Il risultato fu la creazione di una gerarchia in cui si credeva che determinati individui avessero una presunta dignità e superiorità derivanti da una sorta di “fondamento naturale“, mentre agli altri era riservato solo pregiudizio, disvalore e ghettizzazione.

Le conseguenze della razzializzazione

Come si evince da quanto esposto, le conseguenze della razzializzazione possono, perciò, essere diverse e molteplici. La più importante, grave ed evidente, tuttavia, è la delegittimazione cui va incontro il soggetto vittima del processo: è come se l’individuo razzializzato perdesse il diritto di far parte della comunità in cui si ritrova immerso, e dalla quale è allontanato ed escluso.

In questo modo, la vittima interiorizza la subordinazione e la disistima e contribuisce ad alimentare la posizione marginale che la società le riserva, iniziando a credere nell’indifferenza e nello scarso valore di sé attribuitole dagli altri e sviluppando, a livello psicologico, depressione, mancanza di autostima, auto-esclusione, ansia e altri sintomi similari.

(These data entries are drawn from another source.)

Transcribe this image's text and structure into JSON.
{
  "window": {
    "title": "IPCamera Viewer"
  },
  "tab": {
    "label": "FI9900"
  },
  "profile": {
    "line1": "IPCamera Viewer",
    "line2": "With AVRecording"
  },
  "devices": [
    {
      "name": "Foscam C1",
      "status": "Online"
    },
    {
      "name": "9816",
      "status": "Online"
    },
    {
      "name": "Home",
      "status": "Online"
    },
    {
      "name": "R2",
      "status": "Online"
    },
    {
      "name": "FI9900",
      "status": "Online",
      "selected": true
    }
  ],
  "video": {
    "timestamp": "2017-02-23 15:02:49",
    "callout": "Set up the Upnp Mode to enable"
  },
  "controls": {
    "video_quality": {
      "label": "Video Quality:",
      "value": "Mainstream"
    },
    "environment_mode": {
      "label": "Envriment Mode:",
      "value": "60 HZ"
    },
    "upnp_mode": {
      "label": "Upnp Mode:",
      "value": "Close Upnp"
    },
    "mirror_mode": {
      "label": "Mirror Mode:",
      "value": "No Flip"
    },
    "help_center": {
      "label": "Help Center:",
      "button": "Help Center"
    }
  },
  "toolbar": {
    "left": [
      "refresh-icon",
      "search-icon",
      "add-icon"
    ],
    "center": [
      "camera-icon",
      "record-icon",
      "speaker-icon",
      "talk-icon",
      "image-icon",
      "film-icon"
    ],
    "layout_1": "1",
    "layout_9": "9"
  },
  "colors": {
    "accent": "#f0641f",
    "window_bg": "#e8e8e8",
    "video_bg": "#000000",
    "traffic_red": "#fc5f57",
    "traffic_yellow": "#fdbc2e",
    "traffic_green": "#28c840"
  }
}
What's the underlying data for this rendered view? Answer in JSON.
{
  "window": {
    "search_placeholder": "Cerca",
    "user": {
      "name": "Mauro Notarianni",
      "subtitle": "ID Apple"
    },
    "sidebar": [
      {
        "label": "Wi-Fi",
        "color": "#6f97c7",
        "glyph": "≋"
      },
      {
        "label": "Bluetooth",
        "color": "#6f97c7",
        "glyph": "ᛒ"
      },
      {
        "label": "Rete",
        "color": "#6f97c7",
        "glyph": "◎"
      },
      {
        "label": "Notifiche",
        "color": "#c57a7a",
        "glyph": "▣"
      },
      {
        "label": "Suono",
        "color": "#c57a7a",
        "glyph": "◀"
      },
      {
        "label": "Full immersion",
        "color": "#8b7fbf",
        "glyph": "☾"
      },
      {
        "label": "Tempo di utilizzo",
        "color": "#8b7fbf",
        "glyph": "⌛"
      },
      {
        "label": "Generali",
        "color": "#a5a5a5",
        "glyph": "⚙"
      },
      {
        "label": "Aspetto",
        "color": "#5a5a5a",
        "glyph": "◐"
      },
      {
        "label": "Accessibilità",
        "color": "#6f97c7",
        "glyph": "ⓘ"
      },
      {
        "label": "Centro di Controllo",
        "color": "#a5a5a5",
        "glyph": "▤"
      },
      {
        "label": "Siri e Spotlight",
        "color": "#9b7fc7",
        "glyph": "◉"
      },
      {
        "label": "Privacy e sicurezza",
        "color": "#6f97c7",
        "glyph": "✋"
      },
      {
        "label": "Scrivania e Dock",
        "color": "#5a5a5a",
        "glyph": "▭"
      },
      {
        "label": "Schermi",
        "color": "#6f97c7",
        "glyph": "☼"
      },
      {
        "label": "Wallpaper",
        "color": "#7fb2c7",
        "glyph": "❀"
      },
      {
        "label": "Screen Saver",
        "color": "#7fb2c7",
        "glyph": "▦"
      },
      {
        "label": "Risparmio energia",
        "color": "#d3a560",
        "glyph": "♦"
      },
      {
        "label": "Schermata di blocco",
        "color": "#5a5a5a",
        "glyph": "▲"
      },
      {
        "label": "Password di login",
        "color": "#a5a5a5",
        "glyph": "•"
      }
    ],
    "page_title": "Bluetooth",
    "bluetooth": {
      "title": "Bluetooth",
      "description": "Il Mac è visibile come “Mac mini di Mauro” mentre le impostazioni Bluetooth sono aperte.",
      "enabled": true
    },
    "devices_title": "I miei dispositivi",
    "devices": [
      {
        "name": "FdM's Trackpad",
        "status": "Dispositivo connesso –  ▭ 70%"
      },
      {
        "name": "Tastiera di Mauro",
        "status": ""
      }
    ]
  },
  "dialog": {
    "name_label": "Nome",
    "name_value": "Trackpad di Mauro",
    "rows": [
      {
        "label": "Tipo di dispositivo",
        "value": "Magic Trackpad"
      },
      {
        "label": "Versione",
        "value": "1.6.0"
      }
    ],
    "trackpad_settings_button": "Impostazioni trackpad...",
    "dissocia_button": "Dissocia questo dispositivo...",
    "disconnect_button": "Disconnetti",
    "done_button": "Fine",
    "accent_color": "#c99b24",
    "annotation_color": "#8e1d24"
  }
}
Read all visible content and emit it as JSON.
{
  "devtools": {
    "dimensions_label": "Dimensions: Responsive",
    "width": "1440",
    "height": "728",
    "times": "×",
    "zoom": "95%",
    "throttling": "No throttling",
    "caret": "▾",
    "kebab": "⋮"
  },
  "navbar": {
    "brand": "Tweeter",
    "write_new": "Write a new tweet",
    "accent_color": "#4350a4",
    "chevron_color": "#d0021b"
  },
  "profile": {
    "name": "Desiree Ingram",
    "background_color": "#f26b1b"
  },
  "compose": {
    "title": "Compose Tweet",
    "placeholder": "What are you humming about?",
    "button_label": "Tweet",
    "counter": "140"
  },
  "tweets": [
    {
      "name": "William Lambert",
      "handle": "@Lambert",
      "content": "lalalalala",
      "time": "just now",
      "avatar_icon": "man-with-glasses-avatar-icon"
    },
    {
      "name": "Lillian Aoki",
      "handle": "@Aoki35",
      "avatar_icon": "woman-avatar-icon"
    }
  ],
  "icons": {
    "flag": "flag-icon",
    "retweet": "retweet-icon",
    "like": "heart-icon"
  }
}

Il soggetto razzializzato, quindi, crede di meritare la discriminazione che riceve, e si isola ulteriormente, confermando a se stesso l’inferiorità e la marginalizzazione che il resto della popolazione gli addita. Ne derivano, così, episodi di violenza fisica e psicologica – sia nei confronti delle persone razzializzate, sia verso coloro che dimostrano a esse solidarietà – e la dilagante mancanza di empatia che, ogni giorno, a molti fa restare indifferenti nei riguardi di ciò che succede nella società – dai caduti di guerra in zone lontane dall’Europa ai naufragi nel Mediterraneo.

Come superarla e combatterla

Ma come fare, allora, per evitare che la razzializzazione venga ancora attuata? Come sempre in questi casi, sarebbe necessario un lavoro di “ristrutturazione” della società, che vada a scuotere le fondamenta razziste su cui ancora si basa e possa capovolgere le gerarchie sociali in cui siamo incastrati.

Un processo lungo, graduale e pervasivo, che, tuttavia, si può avviare facendo anche solo dei piccoli passi, quali, per esempio, far notare a un’ipotetica signora dell’esempio posto in apertura che non c’è ragione di stringere la borsa al petto, e che il suo comportamento è frutto di un retaggio culturale infondato, irrispettoso e desueto.

O, ancora, se si assiste a un episodio di razzializzazione e di conseguente esclusione di un membro della società, si può intervenire facendo notare al gruppo fautore dell’atto i propri limiti e sbagli, offrendo, al contempo, supporto al “dominato”. Non è semplice, ma, un passo dopo l’altro, cambiare è possibile.